Per the 2019 DC Youth Count survey, 1300+ unaccompanied youth reported experiencing homelessness. Keep in mind that was before the pandemic. Service access data received from DBH highlights that only 288 transition aged youth (16-24) experiencing homelessness received mental health services from DBH. It is unknown whether this data is disaggregated by accompanied versus unaccompanied youth. Not only are youth experiencing homelessness and youth homelessness service providers expressing mental health access issues, but data from DBH supports this claim as well.
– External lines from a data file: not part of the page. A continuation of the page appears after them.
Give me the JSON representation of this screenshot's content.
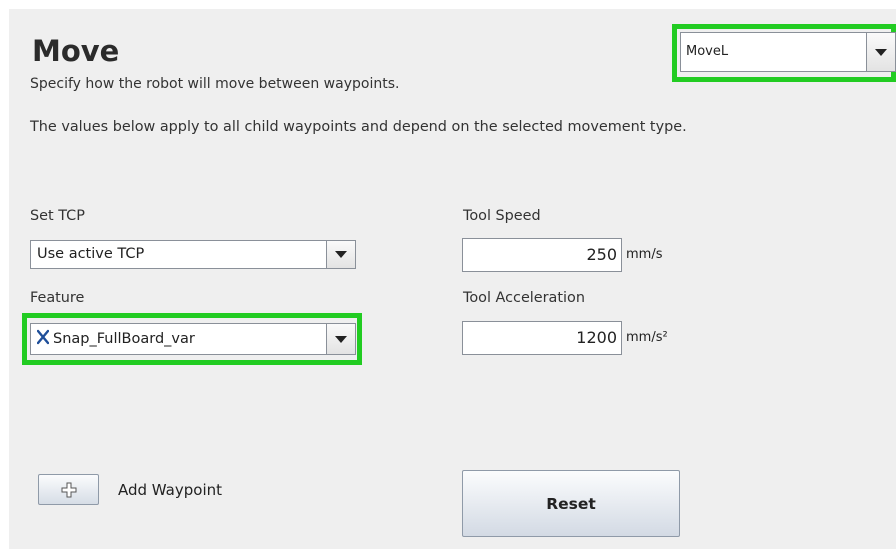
{
  "header": {
    "title": "Move",
    "subtitle": "Specify how the robot will move between waypoints.",
    "description": "The values below apply to all child waypoints and depend on the selected movement type."
  },
  "move_type": {
    "selected": "MoveL",
    "icon": "chevron-down-icon"
  },
  "tcp": {
    "label": "Set TCP",
    "selected": "Use active TCP"
  },
  "feature": {
    "label": "Feature",
    "selected": "Snap_FullBoard_var",
    "icon": "variable-x-icon"
  },
  "tool_speed": {
    "label": "Tool Speed",
    "value": "250",
    "unit": "mm/s"
  },
  "tool_acceleration": {
    "label": "Tool Acceleration",
    "value": "1200",
    "unit": "mm/s²"
  },
  "add_waypoint": {
    "label": "Add Waypoint",
    "icon": "plus-icon"
  },
  "reset": {
    "label": "Reset"
  },
  "colors": {
    "highlight": "#22cc22",
    "panel": "#efefef"
  }
}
As a coalition, we are currently researching a mobile mental health model that will provide mental health services where youth physically congregate, making services more accessible. This model will be detailed in the upcoming budget hearing. Accessing services would help transition youth into DBH community services for long-term support and address youth trauma, substance abuse, and medication management, all of which will decrease the likelihood of sustained or future homelessness. Recognizing that the children, youth, and families served by the public behavioral health care system in the District are primarily individuals of color, improving our system is a matter of equity. Improved access to behavioral health services is proven to be transformative for children and families and can boost the long-term overall health and productivity of communities, as evidenced by workforce outcomes and reduced crime rates.
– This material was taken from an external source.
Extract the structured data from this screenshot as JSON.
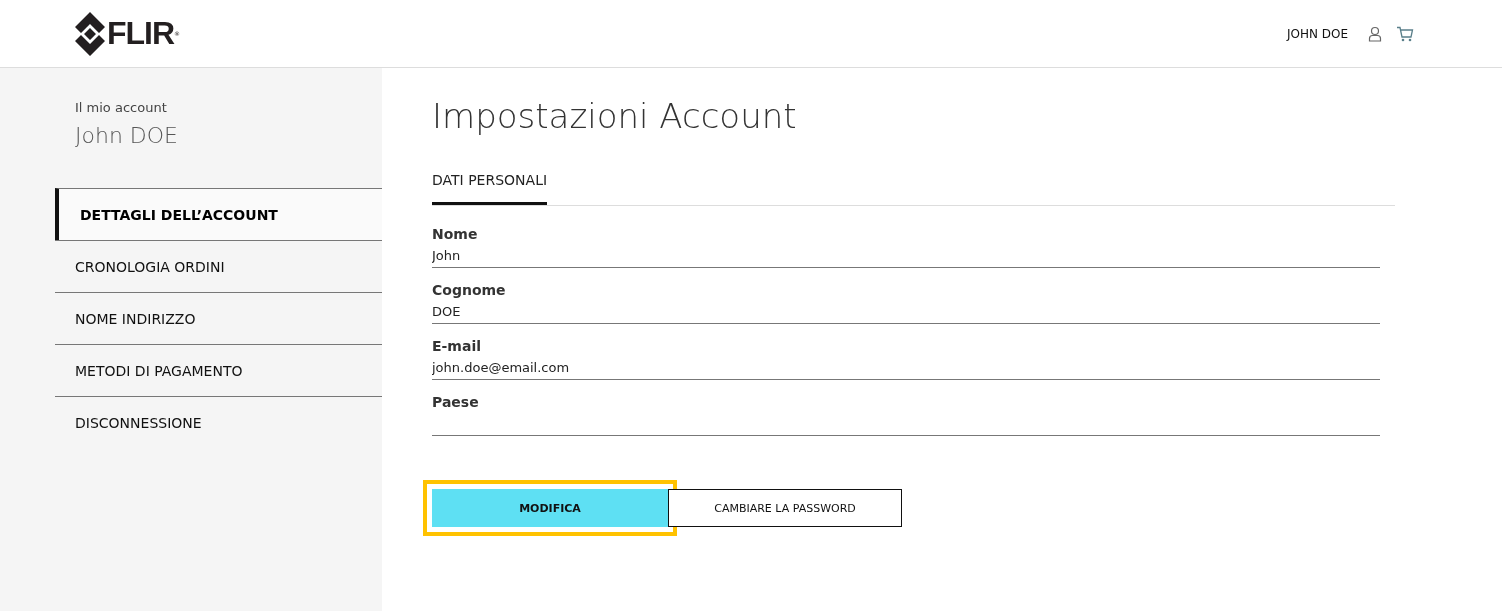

In addition to securing funding during budget season to create a mobile mental health unit to meet the needs of youth experiencing homelessness, we are asking the Committee on Health to ascertain the following information from DBH during the government witness performance oversight hearing: ‘


  • Based on data received from DBH’s fiscal year 2021 Mental Health and Substance Use Report on Expenditures and Services 
    • We would like to understand how experiences may differ for people in different groups. Specifically we are interested in DBH sharing results for minors (ages 17 and under) and youth (ages 18-24) by the type of services provided (e.g. therapy, prescriber visits, crisis/emergency services). We would like the data disaggregated by all youth, for children and youth experiencing homelessness, and for children youth who identify as LGBTQ+.
    • Of the youth who received therapy through DBH, is data available on how consistent the providers were. For example, if someone had 5 sessions, were they all with the same provider or with a different person each time? Can clients themselves initiate a change in therapist? Is there any data on the rates at which transition-aged youth in different groups (e.g. transgender vs. cisgender youth) did so this past fiscal year?
    • The report shows roughly 20,000 people being served with medication management versus fewer than 12,000 being served with therapy. Are those who are getting medication management but not coded as getting therapy through DBH getting therapy elsewhere through DBH (is that provided as part of the “Community Behavioral Intervention” or “Community Support” service groups)?

Receiving answers to these questions will paint a clearer picture of which subset of youth in the District are receiving mental health services through DBH and what these services actually are giving us the tools necessary to advocate for greater access to mental health supports.


Thank you for your time and consideration.  I would be happy  to answer any questions.